What, ultimately, must be done with dear Casey Nocket? From her previous social media frenzy (Twitter, Tumblr, and Instagram housed her wares) to the more recent silence, she might prove elusive in the end if we all didn’t know exactly where this was headed. Another sort might be able to inhabit the underground, but for a woman who believed her portraits could, at minimum, co-exist with the Grand Canyon, facelessness isn’t really an option. She’ll come up for air soon enough, though not until the lynching parties have retreated somewhat. She’ll beg forgiveness (or not, if she’s true to form), pay a fine, then write the inevitable tome that lands her just enough money to inflict more art upon our too-trusting culture. And then, perhaps, she’ll recede once again, like so many whose visions of immortality were ultimately blinded by a searing lack of talent. But we can’t allow all that. Short of an extremely long stint in federal prison (measured in years, not months), several thousand hours of community service, and yes, restitution for all clean-up and restoration, she must pay the ultimate price. Blood for blood. Life for life. An end to all the suffering.

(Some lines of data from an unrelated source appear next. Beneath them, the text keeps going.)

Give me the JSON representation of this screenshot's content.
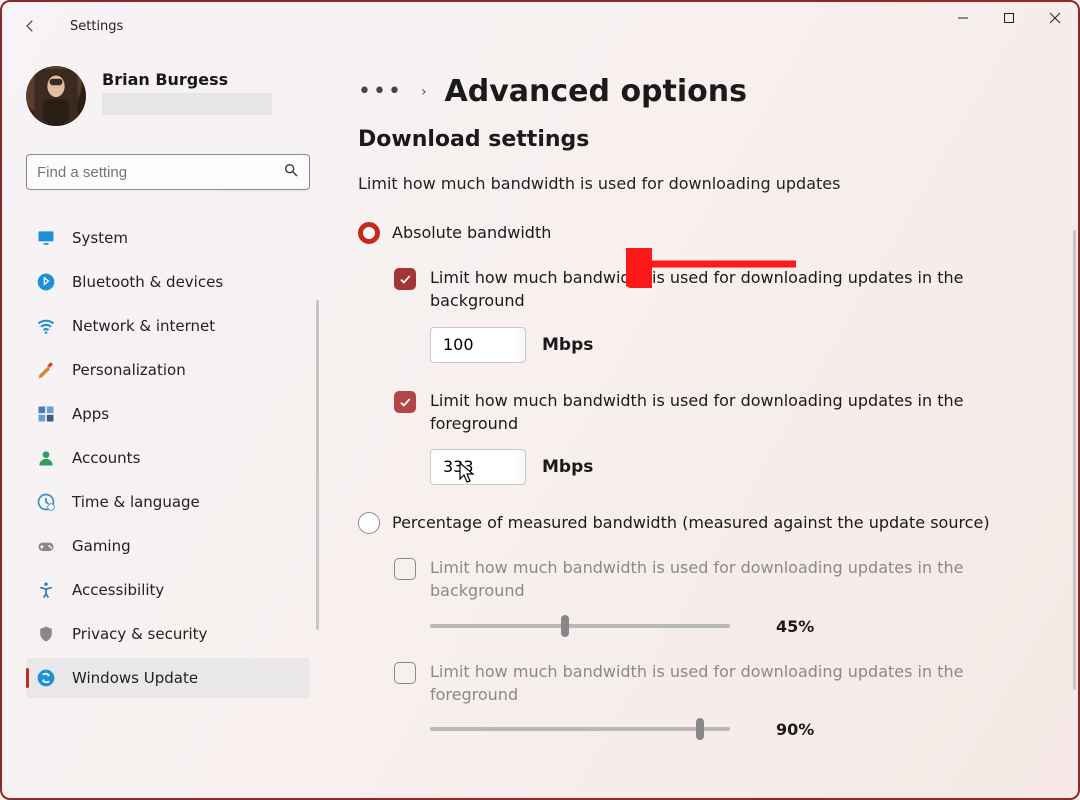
{
  "app_title": "Settings",
  "user": {
    "name": "Brian Burgess"
  },
  "search": {
    "placeholder": "Find a setting"
  },
  "nav": [
    {
      "id": "system",
      "label": "System",
      "icon": "monitor",
      "color": "#1e90d6"
    },
    {
      "id": "bluetooth",
      "label": "Bluetooth & devices",
      "icon": "bluetooth",
      "color": "#1e90d6"
    },
    {
      "id": "network",
      "label": "Network & internet",
      "icon": "wifi",
      "color": "#1e90d6"
    },
    {
      "id": "personalization",
      "label": "Personalization",
      "icon": "brush",
      "color": "#d08a30"
    },
    {
      "id": "apps",
      "label": "Apps",
      "icon": "apps",
      "color": "#4a7dc0"
    },
    {
      "id": "accounts",
      "label": "Accounts",
      "icon": "person",
      "color": "#2aa05a"
    },
    {
      "id": "time",
      "label": "Time & language",
      "icon": "clock",
      "color": "#3a8dc0"
    },
    {
      "id": "gaming",
      "label": "Gaming",
      "icon": "gamepad",
      "color": "#888"
    },
    {
      "id": "accessibility",
      "label": "Accessibility",
      "icon": "accessibility",
      "color": "#2a78c0"
    },
    {
      "id": "privacy",
      "label": "Privacy & security",
      "icon": "shield",
      "color": "#888"
    },
    {
      "id": "windows-update",
      "label": "Windows Update",
      "icon": "refresh",
      "color": "#1e90d6",
      "active": true
    }
  ],
  "breadcrumb": {
    "more": "…",
    "chevron": "›",
    "title": "Advanced options"
  },
  "section": {
    "heading": "Download settings",
    "subheading": "Limit how much bandwidth is used for downloading updates"
  },
  "bandwidth": {
    "abs_label": "Absolute bandwidth",
    "abs_selected": true,
    "bg": {
      "label": "Limit how much bandwidth is used for downloading updates in the background",
      "checked": true,
      "value": "100",
      "unit": "Mbps"
    },
    "fg": {
      "label": "Limit how much bandwidth is used for downloading updates in the foreground",
      "checked": true,
      "value": "333",
      "unit": "Mbps"
    },
    "pct_label": "Percentage of measured bandwidth (measured against the update source)",
    "pct_selected": false,
    "pct_bg": {
      "label": "Limit how much bandwidth is used for downloading updates in the background",
      "checked": false,
      "value_pct": "45%",
      "value_num": 45
    },
    "pct_fg": {
      "label": "Limit how much bandwidth is used for downloading updates in the foreground",
      "checked": false,
      "value_pct": "90%",
      "value_num": 90
    }
  }
}
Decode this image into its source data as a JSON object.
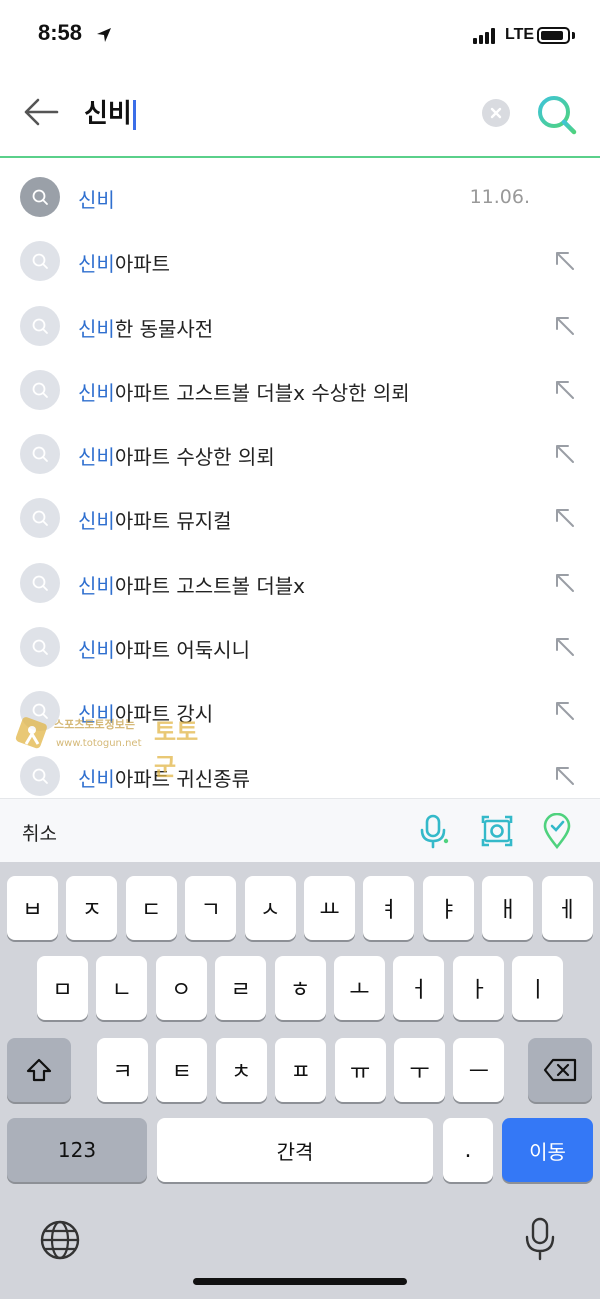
{
  "status_bar": {
    "time": "8:58",
    "network": "LTE"
  },
  "search": {
    "query": "신비",
    "icons": {
      "back": "back-arrow-icon",
      "clear": "clear-icon",
      "search": "search-icon"
    }
  },
  "suggestions": [
    {
      "highlight": "신비",
      "rest": "",
      "date": "11.06.",
      "recent": true
    },
    {
      "highlight": "신비",
      "rest": "아파트"
    },
    {
      "highlight": "신비",
      "rest": "한 동물사전"
    },
    {
      "highlight": "신비",
      "rest": "아파트 고스트볼 더블x 수상한 의뢰"
    },
    {
      "highlight": "신비",
      "rest": "아파트 수상한 의뢰"
    },
    {
      "highlight": "신비",
      "rest": "아파트 뮤지컬"
    },
    {
      "highlight": "신비",
      "rest": "아파트 고스트볼 더블x"
    },
    {
      "highlight": "신비",
      "rest": "아파트 어둑시니"
    },
    {
      "highlight": "신비",
      "rest": "아파트 강시"
    },
    {
      "highlight": "신비",
      "rest": "아파트 귀신종류"
    }
  ],
  "watermark": {
    "text": "스포츠토토정보는",
    "url": "www.totogun.net",
    "logo": "토토군"
  },
  "toolbar": {
    "cancel": "취소",
    "icons": [
      "microphone-icon",
      "camera-search-icon",
      "location-icon"
    ]
  },
  "keyboard": {
    "row1": [
      "ㅂ",
      "ㅈ",
      "ㄷ",
      "ㄱ",
      "ㅅ",
      "ㅛ",
      "ㅕ",
      "ㅑ",
      "ㅐ",
      "ㅔ"
    ],
    "row2": [
      "ㅁ",
      "ㄴ",
      "ㅇ",
      "ㄹ",
      "ㅎ",
      "ㅗ",
      "ㅓ",
      "ㅏ",
      "ㅣ"
    ],
    "row3": [
      "ㅋ",
      "ㅌ",
      "ㅊ",
      "ㅍ",
      "ㅠ",
      "ㅜ",
      "ㅡ"
    ],
    "numbers": "123",
    "space": "간격",
    "period": ".",
    "go": "이동",
    "colors": {
      "go_key": "#3478f6",
      "highlight": "#2f6fcf",
      "accent_green": "#5ad08a"
    }
  }
}
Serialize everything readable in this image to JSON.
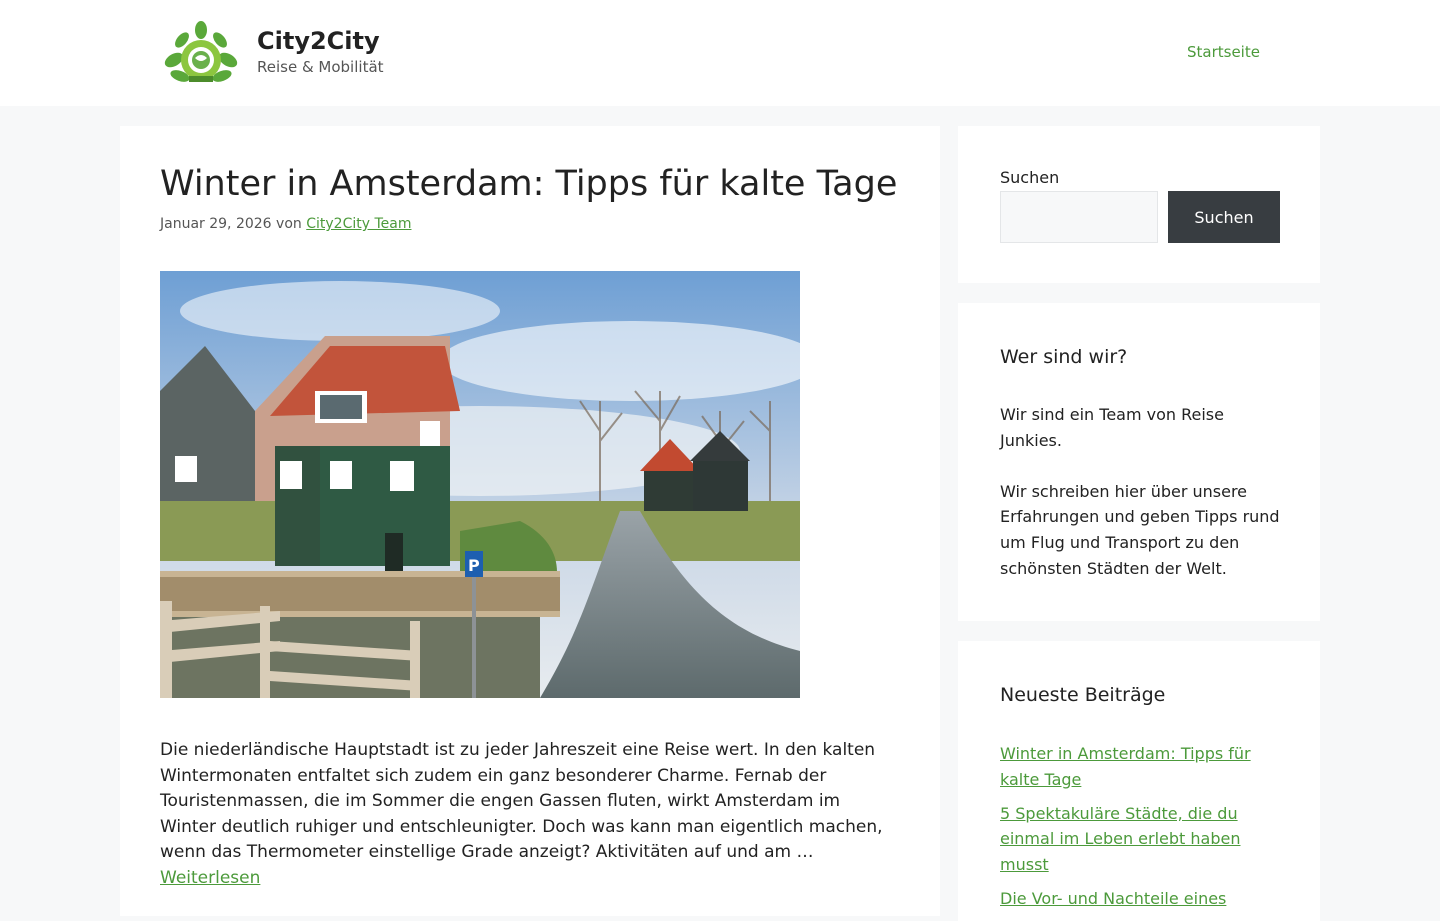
{
  "header": {
    "site_title": "City2City",
    "tagline": "Reise & Mobilität",
    "logo_icon": "globe-leaves-logo-icon",
    "nav": [
      {
        "label": "Startseite"
      }
    ]
  },
  "article": {
    "title": "Winter in Amsterdam: Tipps für kalte Tage",
    "date": "Januar 29, 2026",
    "by": "von",
    "author": "City2City Team",
    "image_icon": "canal-houses-photo",
    "excerpt": "Die niederländische Hauptstadt ist zu jeder Jahreszeit eine Reise wert. In den kalten Wintermonaten entfaltet sich zudem ein ganz besonderer Charme. Fernab der Touristenmassen, die im Sommer die engen Gassen fluten, wirkt Amsterdam im Winter deutlich ruhiger und entschleunigter. Doch was kann man eigentlich machen, wenn das Thermometer einstellige Grade anzeigt? Aktivitäten auf und am …",
    "read_more": "Weiterlesen"
  },
  "sidebar": {
    "search": {
      "label": "Suchen",
      "input_value": "",
      "button_label": "Suchen"
    },
    "about": {
      "title": "Wer sind wir?",
      "paragraphs": [
        "Wir sind ein Team von Reise Junkies.",
        "Wir schreiben hier über unsere Erfahrungen und geben Tipps rund um Flug und Transport zu den schönsten Städten der Welt."
      ]
    },
    "recent": {
      "title": "Neueste Beiträge",
      "items": [
        {
          "label": "Winter in Amsterdam: Tipps für kalte Tage"
        },
        {
          "label": "5 Spektakuläre Städte, die du einmal im Leben erlebt haben musst"
        },
        {
          "label": "Die Vor- und Nachteile eines"
        }
      ]
    }
  },
  "colors": {
    "accent": "#4c9a3b",
    "button_dark": "#383d41",
    "page_bg": "#f7f8f9"
  }
}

Am I suggesting that Casey Nocket should die for vandalizing nearly a dozen National Parks? Well, yes, but I’m also a realist. She will live on, of course, even if a million internet enthusiasts push her to the brink of self-slaughter. For as we know, evil never dies, and the people who haunt us the most never, ever leave. I’ve been praying for a grandmother’s death for over twenty years, and she’s about to see her one hundredth journey around the sun. A stepmother’s heart beats defiantly on, when we all know her final breath would pay off my credit cards.
These are the sad turns we face. But if Casey Nocket soldiers forth? With working hands and a brain unburdened by high-capacity rounds? My sleep is restless enough as it is. No one of good conscience should be forced to share the same air as a woman who wakes up wanting to slather paint on federally protected land. Whose first inclination is not to share, lend a hand, contribute to our well-being, or even hold a fucking job, but instead enter one of the few truly democratic areas left us and blow it up like it couldn’t possibly mean anything to anyone. It had to go because she alone saw nothing worth preserving. Like the man who kills the girlfriend so no one else can have her.
All that said, and in defiance of all logic, I’m still going to push for suicide. Yes, Casey Nocket, I want you to kill yourself. Poetic justice would call for a leap from a Giant Sequoia, or a waterless hike into a Death Valley July, but that would just mean weÂd have one more of your messes to clean up. No, I’d prefer you swallow a bottle of pills (pick one, we know you have quite the selection), inject air in your veins, or slash your wrists to ribbons. Bleed out, dry up, and surrender.
Something sharp, something lasting, something with a little delay. Not too quickly, lest we think you got off easy. Cry out, if only to humor us a little. And when you’re gone, at last, we’ll speak of you no more. Back to the dust, to that time a mere week ago, if you can believe it when I wasn’t even aware of your existence. A good time. A blissful time. A time before you reminded me that whenever I think we’ve reached bottom, another rung appears, taking us further into the belly of the beast that we’re still calling America.